少女自身も冒険者として採取やら討伐やらの依頼に従事することもあるのだが、今日は手頃な仕事もなかった次第で。
のんびり休みを謳歌しても良いのだが、今日は少し働きたい気分。そこでギルドの仕事を少しばかり手伝うことにした。
仕事に使うのはたった二つ。羽根ペンと羊皮紙だけ。後はお客様を待つばかり。代筆屋――それが少女の仕事である。

「……とは言え、今夜はあんまりお仕事無いかも」

昼間であれば、冒険者登録やら依頼の受諾・報告やらで手伝うこともあるのだが、既に仕事のピークタイムは過ぎている。
報告をうっかり忘れた者でも居なければ、ただ座っているのみだ。一応、本を読む程度の作業は許されているが、少々気が引ける。
ともあれ、給金は出来高ではなく当番制の時間単位だから、今もしっかり仕事中。魔術で隠した耳と尻尾が手持ち無沙汰に揺れていた。
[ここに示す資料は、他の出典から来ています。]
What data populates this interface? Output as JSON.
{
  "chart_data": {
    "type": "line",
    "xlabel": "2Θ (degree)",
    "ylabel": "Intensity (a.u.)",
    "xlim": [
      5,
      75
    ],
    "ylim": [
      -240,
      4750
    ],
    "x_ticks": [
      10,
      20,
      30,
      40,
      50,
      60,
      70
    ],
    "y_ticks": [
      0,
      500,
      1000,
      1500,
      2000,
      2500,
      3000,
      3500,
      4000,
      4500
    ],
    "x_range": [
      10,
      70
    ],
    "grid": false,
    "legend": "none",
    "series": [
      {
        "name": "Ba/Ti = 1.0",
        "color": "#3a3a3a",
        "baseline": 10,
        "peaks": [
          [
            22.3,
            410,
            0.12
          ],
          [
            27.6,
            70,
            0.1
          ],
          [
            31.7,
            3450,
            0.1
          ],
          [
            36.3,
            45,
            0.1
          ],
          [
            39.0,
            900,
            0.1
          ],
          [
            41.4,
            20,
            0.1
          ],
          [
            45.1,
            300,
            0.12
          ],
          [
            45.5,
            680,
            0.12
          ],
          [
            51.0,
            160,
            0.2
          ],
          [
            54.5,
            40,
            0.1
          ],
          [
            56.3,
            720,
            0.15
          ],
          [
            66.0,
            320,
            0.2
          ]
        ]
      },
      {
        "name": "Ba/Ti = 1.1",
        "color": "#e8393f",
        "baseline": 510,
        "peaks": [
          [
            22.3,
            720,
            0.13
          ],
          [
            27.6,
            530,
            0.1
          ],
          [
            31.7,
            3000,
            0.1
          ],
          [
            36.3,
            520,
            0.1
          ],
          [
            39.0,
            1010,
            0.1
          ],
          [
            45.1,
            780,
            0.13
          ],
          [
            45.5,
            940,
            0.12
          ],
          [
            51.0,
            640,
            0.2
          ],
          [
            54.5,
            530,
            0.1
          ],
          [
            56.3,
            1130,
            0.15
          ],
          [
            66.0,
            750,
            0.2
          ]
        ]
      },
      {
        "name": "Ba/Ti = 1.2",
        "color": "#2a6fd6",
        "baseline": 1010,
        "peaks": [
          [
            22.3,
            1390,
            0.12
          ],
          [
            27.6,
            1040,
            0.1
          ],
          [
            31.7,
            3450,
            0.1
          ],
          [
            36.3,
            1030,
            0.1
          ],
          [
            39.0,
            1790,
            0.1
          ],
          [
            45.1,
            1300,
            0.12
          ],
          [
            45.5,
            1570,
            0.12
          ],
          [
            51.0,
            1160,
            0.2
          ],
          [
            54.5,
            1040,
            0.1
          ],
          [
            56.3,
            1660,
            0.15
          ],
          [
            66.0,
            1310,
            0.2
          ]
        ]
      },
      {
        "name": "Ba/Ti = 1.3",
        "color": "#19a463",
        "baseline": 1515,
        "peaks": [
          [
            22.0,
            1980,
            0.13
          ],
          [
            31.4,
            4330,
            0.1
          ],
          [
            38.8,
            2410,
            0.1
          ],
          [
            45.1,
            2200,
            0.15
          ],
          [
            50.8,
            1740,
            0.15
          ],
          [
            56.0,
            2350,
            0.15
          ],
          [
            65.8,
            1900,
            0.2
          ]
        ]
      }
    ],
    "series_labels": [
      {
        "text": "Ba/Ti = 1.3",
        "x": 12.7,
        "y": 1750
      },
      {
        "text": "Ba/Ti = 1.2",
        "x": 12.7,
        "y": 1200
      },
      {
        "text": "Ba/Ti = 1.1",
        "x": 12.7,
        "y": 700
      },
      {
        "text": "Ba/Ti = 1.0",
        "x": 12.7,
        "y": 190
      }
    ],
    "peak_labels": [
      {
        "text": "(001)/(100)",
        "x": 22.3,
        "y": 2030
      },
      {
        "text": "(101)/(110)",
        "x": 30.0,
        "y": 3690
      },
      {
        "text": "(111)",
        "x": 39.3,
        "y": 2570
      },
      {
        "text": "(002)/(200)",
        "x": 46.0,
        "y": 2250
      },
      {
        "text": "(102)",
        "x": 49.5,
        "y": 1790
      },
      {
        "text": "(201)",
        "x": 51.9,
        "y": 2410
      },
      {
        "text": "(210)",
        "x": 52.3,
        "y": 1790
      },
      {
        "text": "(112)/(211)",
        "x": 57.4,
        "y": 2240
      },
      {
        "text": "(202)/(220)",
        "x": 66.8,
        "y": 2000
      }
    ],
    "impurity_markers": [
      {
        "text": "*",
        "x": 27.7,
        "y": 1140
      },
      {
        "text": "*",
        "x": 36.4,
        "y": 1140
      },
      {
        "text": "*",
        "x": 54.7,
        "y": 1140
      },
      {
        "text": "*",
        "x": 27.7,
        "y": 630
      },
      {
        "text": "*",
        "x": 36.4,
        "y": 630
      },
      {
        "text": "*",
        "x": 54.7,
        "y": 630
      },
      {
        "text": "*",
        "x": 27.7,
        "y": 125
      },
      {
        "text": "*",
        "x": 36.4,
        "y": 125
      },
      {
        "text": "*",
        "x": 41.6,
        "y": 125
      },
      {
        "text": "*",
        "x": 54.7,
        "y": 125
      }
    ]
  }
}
ユーリ > 夜が更けてきたならば、次第にギルドも閑散としてくる。もう追加で冒険者がやってくることもなさそうだ。
或いはやってきたとしても、夜勤のギルド員だけで事足りるのだろうから、これ以上の長居は給料泥棒みたいなもの。
手元の道具をまとめると、手早く整理してカウンターへ。一つの包みに整えた荷物を差し出すと。

「えぇと、ユーリです。今日はここからここまで、ですね。確認お願いします」

当番表に自分が勤務した時間を記録して、ギルド員のサインを記入してもらう。これで本日の業務終了だ。
後は多少の雑談と夜の挨拶を交わすと、湿り気に満ちた夜気の下へ。ぽつぽつ灯る街灯の火が仄暗い道を照らす。
下宿はほんの少し先だが、夜道は気をつけるものだという。そろり、そろり、フードを被った少女は静かに帰路へ着いた。
途中、閉まる寸前の酒場で残り物を安く売って貰い、夜の食事を確保して、そそくさぱたぱた、猫が一匹、夜闇へ消えて――。

ご案内:「王都マグメール 平民地区2」からユーリさんが去りました。